I have a friend with a servant heart who told me a story. One day he was ready to leave the office and a co-worker asked for some help on a project. After a few moments of helping, it appeared the co-worker had dumped the project, walked out the door and headed home, leaving my friend with the other guy’s project. One tends to not want to help if this is the sort of abuse one can expect.
Take a look at this episode in the life of Jesus:
Jesus’ brothers said to him, “Leave here and go to Judea, where your followers can see your miracles! You can’t become famous if you hide like this! If you can do such wonderful things, show yourself to the world!” (John 7:3-4)
Jesus was under pressure from his brothers, they wanted him to go to the Feast of Tabernacles early and show off his miracle-performing abilities. John 7:5 also tells us that not even these brother were believing in him. Like many Jews, these brothers were looking for someone to “wow” the crowds and eventually lead the people in a rebellion against the Romans. The Feast would have been an ideal platform for launching Jesus’ political career.
Jesus could not be persuaded to become a crowd-pleaser.
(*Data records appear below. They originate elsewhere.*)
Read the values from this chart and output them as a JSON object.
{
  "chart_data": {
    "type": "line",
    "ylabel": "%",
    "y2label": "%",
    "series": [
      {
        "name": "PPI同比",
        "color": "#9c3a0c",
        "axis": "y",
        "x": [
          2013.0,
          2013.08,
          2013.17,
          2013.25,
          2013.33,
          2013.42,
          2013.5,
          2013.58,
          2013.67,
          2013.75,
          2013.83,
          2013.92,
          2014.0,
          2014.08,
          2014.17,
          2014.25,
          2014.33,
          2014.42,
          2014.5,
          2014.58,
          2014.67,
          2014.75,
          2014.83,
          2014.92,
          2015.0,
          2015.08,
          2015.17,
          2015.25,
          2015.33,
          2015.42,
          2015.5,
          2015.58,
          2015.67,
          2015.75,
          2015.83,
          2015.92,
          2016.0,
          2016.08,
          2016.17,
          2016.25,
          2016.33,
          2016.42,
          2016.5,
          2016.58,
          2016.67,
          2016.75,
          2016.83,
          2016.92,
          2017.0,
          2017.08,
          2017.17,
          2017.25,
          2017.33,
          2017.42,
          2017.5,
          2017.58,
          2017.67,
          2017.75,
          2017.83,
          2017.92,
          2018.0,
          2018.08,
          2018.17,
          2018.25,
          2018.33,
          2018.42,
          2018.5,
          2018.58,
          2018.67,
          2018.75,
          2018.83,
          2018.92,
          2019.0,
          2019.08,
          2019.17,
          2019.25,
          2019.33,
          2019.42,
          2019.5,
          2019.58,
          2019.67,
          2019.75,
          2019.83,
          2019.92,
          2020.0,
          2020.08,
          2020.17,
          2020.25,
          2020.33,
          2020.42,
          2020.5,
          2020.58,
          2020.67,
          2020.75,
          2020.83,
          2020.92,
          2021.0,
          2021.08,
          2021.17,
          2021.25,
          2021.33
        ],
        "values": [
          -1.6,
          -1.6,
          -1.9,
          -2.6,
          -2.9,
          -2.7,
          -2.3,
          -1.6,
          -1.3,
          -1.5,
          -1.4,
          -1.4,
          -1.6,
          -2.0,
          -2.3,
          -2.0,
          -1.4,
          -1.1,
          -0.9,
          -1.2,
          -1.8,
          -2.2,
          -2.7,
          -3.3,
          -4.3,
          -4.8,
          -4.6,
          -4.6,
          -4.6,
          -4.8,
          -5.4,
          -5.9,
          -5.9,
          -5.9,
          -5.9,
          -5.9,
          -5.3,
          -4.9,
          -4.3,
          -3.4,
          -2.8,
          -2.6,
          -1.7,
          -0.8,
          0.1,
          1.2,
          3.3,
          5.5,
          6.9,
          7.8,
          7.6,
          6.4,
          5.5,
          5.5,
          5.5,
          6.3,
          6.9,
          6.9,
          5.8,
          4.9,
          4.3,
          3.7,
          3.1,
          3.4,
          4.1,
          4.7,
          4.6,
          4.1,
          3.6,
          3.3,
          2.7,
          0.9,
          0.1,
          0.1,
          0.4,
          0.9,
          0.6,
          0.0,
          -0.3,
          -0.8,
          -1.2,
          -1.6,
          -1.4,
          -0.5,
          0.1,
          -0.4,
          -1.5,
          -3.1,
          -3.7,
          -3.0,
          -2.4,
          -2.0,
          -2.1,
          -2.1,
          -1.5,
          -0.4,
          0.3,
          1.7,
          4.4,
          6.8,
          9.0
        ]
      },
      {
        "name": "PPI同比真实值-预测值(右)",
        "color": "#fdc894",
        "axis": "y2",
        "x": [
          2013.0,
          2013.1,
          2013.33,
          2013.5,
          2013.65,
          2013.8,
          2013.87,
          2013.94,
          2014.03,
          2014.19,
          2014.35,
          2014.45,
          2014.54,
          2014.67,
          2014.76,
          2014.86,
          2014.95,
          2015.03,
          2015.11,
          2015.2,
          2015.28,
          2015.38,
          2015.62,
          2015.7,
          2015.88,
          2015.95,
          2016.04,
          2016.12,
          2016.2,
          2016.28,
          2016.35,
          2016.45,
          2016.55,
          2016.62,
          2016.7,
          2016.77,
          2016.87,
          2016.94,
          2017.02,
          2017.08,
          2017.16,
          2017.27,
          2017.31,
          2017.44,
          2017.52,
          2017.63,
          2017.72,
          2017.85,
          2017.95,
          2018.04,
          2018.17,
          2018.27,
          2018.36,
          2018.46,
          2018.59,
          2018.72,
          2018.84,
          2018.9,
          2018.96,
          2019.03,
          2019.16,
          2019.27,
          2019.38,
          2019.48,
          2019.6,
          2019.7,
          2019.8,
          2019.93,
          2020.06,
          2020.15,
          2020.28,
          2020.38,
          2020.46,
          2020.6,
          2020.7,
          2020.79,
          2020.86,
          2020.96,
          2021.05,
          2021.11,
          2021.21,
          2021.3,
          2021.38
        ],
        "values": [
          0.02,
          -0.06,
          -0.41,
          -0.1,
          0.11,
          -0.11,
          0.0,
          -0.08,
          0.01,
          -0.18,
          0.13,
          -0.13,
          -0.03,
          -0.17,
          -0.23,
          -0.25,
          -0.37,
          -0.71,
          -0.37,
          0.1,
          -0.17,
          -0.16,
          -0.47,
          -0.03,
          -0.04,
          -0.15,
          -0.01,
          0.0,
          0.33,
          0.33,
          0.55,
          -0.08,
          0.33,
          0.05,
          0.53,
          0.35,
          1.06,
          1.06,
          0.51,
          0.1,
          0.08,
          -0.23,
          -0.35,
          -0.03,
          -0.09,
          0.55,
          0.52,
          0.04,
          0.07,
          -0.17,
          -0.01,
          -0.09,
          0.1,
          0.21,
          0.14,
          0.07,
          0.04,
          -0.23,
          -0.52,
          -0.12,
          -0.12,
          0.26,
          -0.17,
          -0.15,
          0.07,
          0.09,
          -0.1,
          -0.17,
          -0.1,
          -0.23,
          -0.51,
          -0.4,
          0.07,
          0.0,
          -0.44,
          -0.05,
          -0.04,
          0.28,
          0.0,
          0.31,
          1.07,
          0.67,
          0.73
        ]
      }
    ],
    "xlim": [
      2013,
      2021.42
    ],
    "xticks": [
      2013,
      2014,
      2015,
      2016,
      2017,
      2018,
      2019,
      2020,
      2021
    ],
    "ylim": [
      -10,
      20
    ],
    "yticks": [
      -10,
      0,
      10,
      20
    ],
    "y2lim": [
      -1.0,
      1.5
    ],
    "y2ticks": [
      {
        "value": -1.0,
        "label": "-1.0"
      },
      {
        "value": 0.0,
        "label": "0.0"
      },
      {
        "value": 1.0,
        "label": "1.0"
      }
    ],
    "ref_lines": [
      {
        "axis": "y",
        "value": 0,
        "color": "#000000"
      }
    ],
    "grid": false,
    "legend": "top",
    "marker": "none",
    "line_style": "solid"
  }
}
He knew that his mission on earth was not to win fans, but to redeem people from their sin. Keeping his ultimate purpose in mind, Jesus chose to go to the festival, but in secret (John 7:10). In his wisdom, Jesus could not be persuaded away from his purpose, not even for one day of miracles and popularity. His choice to enter the festival quietly led to a day of heated debates with his enemies and intense discussions with the crowd but no flashy miracles (John 7:11-12, 14, 25, 30). By the end of the day, “many among the crowds at the Temple believed in him” (John 7:31).
Regardless of the agenda others have, a leader needs to stand firm and keep their goal in focus. Leaders with integrity know that they cannot allow themselves to be persuaded to cave in to people-pleasing or glory-grabbing decisions. Pursuing integrity may not always be the popular or easy path, but it usually proves to be the wiser path.